Paula straightened up from the floor with some difficulty, putting one hand on her lower back. “You told her years ago that the bowl goes to her in your will, anyway, so what’s the problem? Please stop rushing.”
Her grandmother’s head popped around the corner, her face beaded with perspiration, tendrils of snow-white hair escaping her smooth helmet of a perm like wisps of cloud breaking away from a huge billow.
“She wants it now, of course, silly!” The head popped away again.
“Hey, Gran!” she shouted. “Give her the Hawaii lamp to hold her over!”
They were ringing from downstairs, and Paula heard her grandmother shouting at top volume through the intercom to the three people waiting below, as though they were the deaf ones.
For the next hour, her grandmother’s apartment whirred with greetings, bursts of conversation with quick questions and answers, swells of laughter. Teddy brought in beer, Lucy and Jim a bag of fish sandwiches and potato salad. Everyone took turns pushing their grandmother back into her chair, telling her to stop fetching silverware, dishes, glasses.
“Where’s the bowl?” Lucy whispered to Paula at one point, holding up one baby so her grandmother couldn’t see her face.
“What’s that, Lucy?” her grandmother asked sharply, trying to peer around the baby.
“Bathroom closet,” Paula whispered back. “Let me hold one of the twins.”
“Nothing, honey!” Lucy called. Then, to Paula: “Here, take Doris. She’s sick of me.”
“Hey, Gran!” Paula yelled, competing with the din. “Teddy and Amy’s baby will make you a great-great-grandmother. How do you feel about that?”
“Oh, stop,” said her grandmother, waving one hand helplessly in the air. “Don’t seven great-grandchildren make me old enough? You tryin’ to push me into my grave?” She shot a quick, suspicious look at Lucy. Her grandchildren all shouted in protest, but Paula waved them into silence.
“Then how would you feel about one more plain old great-grandchild, Gran, after Amy’s baby has made you into a phenomenon? Good or bad?”
Abruptly, there was silence. Lucy, Jim, and Teddy looked first at Paula, who was wiping white foam from the baby’s face and her blouse, then at their grandmother, who seemed confused.
“Eight?” she said. “But who? Lucy—?” Then her face lit up, and she almost leaped from her chair. “You mean you, honey? You’re gonna have your first? At last?” She spread her arms wide. “Land, you sure waited ‘til you’re plenty old enough!” She embraced Paula and the baby together, squeezing hard, then went back to her chair and immediately began wiping at her nose with a tissue.
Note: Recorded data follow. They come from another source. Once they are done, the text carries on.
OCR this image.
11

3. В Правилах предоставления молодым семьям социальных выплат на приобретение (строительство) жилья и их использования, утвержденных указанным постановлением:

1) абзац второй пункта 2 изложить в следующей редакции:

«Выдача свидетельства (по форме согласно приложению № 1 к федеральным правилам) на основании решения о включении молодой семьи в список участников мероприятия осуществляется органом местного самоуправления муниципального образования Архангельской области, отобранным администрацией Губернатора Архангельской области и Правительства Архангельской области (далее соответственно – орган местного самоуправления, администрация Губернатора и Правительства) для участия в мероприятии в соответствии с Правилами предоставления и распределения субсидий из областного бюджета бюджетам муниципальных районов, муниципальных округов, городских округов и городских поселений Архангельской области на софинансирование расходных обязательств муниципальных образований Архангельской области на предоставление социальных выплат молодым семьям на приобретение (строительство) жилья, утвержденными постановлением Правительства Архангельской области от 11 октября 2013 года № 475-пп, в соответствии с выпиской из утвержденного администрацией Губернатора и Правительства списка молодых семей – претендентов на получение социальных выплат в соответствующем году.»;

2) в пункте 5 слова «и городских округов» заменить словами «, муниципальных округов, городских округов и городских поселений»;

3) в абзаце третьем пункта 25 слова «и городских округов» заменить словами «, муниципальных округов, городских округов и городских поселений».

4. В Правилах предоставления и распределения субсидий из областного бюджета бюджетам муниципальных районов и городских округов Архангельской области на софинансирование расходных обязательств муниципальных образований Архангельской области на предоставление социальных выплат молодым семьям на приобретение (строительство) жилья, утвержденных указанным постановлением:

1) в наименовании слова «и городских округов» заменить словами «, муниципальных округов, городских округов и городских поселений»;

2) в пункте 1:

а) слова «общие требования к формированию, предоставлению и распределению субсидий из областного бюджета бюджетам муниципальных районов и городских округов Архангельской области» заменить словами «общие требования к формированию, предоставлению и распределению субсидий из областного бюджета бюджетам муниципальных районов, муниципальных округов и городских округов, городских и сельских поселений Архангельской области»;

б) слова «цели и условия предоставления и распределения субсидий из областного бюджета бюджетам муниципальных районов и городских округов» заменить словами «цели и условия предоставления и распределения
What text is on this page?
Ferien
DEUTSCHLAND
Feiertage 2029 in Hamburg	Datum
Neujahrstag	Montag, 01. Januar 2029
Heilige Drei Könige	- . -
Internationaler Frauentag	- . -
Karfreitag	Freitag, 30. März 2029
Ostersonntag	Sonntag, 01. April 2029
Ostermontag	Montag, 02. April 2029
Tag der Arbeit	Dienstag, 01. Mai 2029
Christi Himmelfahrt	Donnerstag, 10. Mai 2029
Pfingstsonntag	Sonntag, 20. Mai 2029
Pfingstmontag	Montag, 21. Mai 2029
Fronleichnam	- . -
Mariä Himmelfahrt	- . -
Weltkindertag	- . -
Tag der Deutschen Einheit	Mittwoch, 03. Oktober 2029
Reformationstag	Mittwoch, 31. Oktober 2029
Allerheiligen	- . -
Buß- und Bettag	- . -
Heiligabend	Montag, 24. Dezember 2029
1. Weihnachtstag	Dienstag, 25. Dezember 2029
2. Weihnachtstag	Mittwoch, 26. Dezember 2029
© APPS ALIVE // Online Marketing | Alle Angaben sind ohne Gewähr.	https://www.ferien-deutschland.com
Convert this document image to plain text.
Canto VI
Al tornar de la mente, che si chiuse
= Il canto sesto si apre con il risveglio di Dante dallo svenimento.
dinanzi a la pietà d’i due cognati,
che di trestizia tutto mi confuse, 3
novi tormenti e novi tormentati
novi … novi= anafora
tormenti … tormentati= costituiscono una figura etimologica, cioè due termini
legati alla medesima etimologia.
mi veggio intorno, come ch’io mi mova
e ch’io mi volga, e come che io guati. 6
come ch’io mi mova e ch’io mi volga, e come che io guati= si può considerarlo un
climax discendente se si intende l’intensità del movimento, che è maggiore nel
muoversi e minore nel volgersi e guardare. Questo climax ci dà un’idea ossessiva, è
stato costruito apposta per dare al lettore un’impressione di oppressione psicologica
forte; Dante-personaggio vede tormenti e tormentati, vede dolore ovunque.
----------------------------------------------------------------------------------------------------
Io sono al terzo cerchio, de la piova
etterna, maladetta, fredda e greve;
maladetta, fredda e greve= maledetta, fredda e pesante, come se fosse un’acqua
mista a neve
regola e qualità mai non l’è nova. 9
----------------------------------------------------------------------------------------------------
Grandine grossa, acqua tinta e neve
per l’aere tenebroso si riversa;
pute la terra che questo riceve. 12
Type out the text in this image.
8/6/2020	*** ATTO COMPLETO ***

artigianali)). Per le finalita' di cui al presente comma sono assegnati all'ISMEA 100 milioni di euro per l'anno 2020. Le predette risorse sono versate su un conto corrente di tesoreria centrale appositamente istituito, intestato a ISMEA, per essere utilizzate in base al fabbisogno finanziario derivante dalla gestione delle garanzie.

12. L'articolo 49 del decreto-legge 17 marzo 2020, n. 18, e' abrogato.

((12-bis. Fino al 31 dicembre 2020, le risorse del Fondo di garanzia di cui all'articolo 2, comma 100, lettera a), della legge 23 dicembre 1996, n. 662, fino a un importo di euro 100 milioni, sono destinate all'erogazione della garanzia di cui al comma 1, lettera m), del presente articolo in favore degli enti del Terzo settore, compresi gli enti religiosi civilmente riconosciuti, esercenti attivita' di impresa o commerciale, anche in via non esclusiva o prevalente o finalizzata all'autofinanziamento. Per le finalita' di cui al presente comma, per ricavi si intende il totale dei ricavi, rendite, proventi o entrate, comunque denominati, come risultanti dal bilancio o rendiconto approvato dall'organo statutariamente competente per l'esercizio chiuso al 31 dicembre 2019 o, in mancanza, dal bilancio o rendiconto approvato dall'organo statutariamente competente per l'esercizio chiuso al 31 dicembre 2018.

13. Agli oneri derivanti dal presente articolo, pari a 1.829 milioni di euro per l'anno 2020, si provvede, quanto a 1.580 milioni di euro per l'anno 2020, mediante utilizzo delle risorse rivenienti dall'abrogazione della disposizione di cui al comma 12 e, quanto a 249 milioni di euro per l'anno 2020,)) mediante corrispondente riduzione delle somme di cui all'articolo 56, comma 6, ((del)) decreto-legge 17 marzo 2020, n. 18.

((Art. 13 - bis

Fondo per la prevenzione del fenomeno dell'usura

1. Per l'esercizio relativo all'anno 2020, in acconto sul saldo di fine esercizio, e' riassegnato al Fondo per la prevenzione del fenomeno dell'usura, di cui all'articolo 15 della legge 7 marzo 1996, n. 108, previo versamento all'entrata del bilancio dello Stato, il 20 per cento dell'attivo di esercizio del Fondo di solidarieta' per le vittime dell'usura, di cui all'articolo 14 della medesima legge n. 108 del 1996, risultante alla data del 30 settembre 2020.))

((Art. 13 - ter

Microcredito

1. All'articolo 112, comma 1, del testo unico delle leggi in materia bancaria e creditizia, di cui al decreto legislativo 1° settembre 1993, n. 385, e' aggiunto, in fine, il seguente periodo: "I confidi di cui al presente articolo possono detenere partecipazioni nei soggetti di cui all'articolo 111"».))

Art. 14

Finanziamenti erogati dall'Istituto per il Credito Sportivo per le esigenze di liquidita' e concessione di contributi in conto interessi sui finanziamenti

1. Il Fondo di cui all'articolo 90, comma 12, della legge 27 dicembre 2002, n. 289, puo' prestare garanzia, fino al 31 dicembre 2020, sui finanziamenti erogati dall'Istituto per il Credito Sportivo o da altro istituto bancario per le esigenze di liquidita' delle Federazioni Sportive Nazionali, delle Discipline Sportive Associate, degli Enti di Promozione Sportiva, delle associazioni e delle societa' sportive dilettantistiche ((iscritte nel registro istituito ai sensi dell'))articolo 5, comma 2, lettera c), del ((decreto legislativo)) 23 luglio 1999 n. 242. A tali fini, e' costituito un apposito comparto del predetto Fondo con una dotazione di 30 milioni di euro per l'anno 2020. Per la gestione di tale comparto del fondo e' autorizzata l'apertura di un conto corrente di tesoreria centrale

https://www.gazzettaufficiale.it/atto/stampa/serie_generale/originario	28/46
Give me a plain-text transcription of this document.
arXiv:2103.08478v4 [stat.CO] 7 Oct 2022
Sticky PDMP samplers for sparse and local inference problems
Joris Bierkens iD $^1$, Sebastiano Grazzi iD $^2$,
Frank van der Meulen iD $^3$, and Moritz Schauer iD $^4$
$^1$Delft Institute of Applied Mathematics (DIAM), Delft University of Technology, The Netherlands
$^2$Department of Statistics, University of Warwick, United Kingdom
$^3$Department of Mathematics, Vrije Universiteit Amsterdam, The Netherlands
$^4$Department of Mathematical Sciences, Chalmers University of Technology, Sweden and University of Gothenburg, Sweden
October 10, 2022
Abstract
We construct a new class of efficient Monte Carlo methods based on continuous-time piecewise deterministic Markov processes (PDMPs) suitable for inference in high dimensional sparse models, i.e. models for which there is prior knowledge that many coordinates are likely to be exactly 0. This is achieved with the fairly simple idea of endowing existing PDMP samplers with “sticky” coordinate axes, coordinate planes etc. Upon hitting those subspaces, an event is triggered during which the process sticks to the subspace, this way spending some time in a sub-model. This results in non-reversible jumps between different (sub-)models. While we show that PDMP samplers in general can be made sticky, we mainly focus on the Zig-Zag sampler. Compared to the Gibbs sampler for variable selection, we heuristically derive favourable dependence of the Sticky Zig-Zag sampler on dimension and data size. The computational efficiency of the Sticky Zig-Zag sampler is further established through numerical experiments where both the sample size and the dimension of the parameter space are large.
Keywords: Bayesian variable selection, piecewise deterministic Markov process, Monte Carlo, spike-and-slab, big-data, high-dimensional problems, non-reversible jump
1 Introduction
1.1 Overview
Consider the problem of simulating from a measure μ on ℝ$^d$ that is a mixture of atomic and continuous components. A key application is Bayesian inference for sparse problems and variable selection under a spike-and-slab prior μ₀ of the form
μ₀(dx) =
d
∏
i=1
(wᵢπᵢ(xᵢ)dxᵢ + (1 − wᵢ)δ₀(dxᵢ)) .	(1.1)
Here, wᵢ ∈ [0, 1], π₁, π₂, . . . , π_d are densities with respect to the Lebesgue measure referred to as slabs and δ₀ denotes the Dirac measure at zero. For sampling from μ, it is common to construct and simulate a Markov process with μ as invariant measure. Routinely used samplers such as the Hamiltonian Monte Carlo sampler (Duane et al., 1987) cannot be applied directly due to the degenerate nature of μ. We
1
“Good work, Paula,” Teddy shouted, jostling with Jim to hug her. “Do you want a boy or a girl?”
“Yes!” Paula shouted as Jim lifted her off the sofa and spun her around the room.
They all laughed, except their grandmother, who was still sobbing and wiping her nose.
“What’s the joke?” she demanded, looking from one face to another as she sniffled loudly. “What’s so funny?”
So they all began explaining it to her at once.